Off Beat

Saving America's Youth One Video Game at a Time

In room 112 of the state capitol last week the Senate's Commerce and Utilities Committee screened a snuff film. It featured cops being gunned down, prostitutes performing sex acts, and carjackings. The footage was so graphic that Shoreview Republican Mady Reiter averted her eyes.

The occasion for this screening was a bill introduced by Sen. Sandy Pappas that would prohibit the sale of video games rated "adult only" or "mature" to children under the age of 17. The video was produced by the Minneapolis-based National Institute on Media and the Family. After the screening, Pappas presented a slew of experts to testify on behalf of the bill: cops, members of the Minnesota Parents, Teachers and Students Association, and a representative of the Minnesota Coalition Against Sexual Assault.
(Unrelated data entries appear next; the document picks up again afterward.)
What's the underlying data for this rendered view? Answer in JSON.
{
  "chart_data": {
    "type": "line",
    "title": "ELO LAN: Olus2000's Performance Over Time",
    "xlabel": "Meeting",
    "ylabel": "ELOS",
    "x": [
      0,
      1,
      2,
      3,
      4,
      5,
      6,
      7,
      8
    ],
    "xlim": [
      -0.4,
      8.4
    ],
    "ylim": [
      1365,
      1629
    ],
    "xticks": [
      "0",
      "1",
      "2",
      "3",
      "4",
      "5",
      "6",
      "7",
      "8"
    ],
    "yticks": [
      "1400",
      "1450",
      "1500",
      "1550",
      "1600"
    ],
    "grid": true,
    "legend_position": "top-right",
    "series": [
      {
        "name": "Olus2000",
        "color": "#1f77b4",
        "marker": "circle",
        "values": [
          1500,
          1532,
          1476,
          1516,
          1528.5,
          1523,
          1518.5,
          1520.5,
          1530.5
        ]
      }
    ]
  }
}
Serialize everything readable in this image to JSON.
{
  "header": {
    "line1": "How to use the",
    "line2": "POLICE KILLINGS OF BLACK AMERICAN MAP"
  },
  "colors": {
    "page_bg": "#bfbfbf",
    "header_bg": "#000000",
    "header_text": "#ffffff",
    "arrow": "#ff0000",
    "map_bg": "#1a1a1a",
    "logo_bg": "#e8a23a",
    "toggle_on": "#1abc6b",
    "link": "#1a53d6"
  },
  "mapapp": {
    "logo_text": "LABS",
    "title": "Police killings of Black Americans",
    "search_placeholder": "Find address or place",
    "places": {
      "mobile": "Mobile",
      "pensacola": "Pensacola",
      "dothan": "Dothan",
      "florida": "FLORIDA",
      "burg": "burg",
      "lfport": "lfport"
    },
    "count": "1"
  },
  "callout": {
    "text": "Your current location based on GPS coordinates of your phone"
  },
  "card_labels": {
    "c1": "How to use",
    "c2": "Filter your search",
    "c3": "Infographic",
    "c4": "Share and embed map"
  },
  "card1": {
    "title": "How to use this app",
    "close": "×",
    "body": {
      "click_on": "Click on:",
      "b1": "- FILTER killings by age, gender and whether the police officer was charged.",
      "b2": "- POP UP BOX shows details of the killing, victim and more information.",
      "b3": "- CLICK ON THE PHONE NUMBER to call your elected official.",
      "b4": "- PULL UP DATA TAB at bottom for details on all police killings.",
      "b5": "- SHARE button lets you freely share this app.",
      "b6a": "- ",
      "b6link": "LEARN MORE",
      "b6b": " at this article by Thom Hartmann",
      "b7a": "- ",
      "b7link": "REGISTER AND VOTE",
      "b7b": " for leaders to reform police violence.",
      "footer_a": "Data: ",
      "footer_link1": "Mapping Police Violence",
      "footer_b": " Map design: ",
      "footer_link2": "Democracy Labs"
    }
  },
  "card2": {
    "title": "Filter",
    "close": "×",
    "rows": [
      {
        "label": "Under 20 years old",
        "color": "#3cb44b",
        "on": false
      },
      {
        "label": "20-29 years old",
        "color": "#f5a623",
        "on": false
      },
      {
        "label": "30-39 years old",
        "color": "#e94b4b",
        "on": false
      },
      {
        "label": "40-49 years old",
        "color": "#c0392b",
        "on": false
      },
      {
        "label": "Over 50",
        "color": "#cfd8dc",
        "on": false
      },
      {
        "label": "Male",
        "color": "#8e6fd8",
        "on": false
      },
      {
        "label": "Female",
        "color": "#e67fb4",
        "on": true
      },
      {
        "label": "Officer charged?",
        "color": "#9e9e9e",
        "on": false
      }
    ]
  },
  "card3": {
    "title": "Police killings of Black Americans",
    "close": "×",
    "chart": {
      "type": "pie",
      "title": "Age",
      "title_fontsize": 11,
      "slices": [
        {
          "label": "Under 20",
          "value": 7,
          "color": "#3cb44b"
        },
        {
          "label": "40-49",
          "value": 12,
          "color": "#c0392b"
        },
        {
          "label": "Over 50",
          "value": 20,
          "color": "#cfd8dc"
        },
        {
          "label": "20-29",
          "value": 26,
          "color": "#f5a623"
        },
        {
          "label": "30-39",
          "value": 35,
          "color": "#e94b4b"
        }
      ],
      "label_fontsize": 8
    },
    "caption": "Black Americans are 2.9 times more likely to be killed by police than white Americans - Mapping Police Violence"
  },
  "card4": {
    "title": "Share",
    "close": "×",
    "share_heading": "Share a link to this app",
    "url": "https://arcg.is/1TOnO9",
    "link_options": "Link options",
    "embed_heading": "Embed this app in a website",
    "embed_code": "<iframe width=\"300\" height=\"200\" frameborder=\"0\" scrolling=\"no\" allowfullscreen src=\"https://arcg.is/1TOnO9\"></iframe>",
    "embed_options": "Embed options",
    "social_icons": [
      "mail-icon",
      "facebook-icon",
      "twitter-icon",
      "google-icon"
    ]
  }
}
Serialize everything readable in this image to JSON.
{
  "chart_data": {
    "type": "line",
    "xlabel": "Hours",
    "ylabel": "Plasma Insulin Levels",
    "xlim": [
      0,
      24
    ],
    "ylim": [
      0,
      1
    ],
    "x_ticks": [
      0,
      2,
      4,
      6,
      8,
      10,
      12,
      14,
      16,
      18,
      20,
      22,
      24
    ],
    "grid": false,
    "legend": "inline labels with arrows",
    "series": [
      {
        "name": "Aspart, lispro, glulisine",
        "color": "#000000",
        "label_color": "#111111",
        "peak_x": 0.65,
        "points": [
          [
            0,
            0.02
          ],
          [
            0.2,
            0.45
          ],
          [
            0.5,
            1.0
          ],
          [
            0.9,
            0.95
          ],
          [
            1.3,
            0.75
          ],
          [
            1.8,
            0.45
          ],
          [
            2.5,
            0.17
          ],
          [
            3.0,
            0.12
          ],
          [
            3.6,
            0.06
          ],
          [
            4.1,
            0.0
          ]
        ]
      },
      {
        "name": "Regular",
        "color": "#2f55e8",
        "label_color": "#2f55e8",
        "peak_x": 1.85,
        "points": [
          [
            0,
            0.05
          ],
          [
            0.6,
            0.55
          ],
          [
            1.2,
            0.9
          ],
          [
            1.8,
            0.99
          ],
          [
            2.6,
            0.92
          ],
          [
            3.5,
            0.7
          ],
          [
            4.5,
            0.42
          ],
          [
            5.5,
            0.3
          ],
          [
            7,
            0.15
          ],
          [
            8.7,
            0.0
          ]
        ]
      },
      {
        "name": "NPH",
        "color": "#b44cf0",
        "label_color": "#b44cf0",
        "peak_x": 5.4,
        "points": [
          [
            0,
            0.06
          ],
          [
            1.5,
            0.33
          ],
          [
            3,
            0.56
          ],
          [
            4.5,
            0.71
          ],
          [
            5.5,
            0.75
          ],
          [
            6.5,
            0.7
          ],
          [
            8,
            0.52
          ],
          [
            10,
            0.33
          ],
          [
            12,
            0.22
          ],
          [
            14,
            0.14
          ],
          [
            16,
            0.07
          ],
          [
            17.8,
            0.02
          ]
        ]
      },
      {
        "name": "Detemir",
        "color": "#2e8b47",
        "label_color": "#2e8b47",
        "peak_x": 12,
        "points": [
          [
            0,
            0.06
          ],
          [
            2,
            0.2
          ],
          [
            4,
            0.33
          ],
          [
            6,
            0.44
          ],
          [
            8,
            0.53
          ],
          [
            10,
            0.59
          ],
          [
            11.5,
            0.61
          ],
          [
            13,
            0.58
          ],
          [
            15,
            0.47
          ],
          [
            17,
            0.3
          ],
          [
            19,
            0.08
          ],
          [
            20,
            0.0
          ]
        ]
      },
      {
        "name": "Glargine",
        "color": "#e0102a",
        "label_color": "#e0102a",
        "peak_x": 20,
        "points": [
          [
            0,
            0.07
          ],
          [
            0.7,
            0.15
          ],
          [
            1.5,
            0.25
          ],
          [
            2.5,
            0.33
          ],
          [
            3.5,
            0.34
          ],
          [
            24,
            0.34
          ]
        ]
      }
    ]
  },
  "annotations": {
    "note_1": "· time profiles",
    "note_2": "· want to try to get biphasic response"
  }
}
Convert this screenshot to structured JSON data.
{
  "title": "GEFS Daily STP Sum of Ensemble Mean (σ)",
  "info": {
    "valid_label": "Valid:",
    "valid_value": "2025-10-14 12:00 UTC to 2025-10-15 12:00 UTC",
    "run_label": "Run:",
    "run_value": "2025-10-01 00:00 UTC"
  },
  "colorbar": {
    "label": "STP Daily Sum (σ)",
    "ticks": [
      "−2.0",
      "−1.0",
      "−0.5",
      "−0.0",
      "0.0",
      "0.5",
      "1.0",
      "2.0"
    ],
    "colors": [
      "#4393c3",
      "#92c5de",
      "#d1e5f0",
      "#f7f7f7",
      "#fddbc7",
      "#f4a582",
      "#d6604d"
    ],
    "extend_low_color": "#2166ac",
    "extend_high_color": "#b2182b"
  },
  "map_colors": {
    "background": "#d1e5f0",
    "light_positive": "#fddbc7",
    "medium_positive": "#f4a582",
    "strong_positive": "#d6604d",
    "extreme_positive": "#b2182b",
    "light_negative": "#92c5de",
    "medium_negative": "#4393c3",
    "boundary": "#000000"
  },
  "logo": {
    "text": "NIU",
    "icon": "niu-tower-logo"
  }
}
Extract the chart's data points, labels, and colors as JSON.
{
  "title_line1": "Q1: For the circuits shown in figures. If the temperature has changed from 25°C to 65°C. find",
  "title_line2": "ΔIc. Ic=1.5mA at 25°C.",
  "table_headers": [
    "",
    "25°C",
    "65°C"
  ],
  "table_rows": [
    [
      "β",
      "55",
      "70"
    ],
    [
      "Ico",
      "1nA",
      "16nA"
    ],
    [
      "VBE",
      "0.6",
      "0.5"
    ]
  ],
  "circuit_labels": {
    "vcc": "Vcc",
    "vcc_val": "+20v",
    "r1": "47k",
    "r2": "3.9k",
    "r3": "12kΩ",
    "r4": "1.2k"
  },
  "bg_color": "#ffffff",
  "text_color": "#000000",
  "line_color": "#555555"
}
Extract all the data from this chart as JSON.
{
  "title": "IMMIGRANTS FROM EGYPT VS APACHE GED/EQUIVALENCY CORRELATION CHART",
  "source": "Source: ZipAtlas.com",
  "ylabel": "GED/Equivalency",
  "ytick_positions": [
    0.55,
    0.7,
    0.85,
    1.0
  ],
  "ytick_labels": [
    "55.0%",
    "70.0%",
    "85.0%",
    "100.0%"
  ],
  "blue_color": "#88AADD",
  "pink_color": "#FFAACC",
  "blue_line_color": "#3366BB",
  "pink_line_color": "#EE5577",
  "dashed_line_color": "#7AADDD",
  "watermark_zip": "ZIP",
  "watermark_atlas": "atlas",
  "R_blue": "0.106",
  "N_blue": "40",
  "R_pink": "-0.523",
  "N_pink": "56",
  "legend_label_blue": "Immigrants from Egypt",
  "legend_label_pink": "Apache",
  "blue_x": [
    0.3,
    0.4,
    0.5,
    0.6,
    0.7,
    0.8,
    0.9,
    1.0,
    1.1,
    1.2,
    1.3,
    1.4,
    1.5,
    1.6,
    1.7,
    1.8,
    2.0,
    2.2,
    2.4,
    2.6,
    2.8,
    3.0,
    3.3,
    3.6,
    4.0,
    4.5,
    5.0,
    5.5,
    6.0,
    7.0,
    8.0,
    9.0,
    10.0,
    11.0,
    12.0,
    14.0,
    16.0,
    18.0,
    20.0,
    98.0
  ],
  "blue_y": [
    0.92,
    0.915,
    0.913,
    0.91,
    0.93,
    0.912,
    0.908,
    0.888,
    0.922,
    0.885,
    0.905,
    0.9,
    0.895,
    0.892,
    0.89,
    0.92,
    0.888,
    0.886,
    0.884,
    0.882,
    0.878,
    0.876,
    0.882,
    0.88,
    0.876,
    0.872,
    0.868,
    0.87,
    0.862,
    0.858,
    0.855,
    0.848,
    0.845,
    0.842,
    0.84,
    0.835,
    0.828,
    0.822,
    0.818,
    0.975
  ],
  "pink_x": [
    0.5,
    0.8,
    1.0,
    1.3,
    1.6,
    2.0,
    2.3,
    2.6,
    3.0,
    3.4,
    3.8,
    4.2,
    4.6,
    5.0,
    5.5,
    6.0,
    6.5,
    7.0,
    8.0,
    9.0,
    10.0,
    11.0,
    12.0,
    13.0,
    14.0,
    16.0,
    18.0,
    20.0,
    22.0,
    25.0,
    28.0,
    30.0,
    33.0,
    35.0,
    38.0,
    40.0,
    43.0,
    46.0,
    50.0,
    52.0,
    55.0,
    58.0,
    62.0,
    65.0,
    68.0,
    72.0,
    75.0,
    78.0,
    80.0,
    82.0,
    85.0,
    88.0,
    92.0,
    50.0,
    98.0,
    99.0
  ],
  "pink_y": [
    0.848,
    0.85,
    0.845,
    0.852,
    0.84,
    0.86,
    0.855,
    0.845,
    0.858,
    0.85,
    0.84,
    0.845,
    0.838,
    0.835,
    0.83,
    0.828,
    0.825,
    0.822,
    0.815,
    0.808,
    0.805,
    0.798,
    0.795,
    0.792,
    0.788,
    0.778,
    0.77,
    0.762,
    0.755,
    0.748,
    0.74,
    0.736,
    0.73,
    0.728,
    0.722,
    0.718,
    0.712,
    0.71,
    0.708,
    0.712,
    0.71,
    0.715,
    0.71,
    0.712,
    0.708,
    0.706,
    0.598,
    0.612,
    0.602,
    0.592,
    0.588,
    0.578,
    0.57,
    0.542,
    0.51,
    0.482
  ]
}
The St. Paul DFLer even enlisted a high school student to play one of the more notorious games, Grand Theft Auto: Vice City, and report back on his experience.

Conspicuously missing from this group was Dr. David Walsh, the executive director of the National Institute on Media and the Family, and perhaps the foremost critic of violence in video games and its impact on children in the country. Although Pappas repeatedly referred to Dr. Walsh's work in her presentation, she failed to mention one key fact: He doesn't support criminalizing the sale of video games to minors. "I think the better answer is education and voluntary compliance," says Walsh. He notes that adult content in movies has long been effectively regulated through voluntary industry enforcement. "There's a reason it's all voluntary," says Shaw. "The reason is because it starts to blend into very significant First Amendment issues."

Similar statutes have been repeatedly struck down in the courts. Most recently, an Indianapolis law that prohibited minors from playing certain arcade games without parental permission was declared unconstitutional by the 7th Circuit Court of Appeals in Chicago. The state won't be wasting any money on court battles for now, however. Pappas's legislation was shot down in committee by a vote of 8-5. Minneapolis Democrat Frank Hornstein, however, is sponsoring the same bill in the House.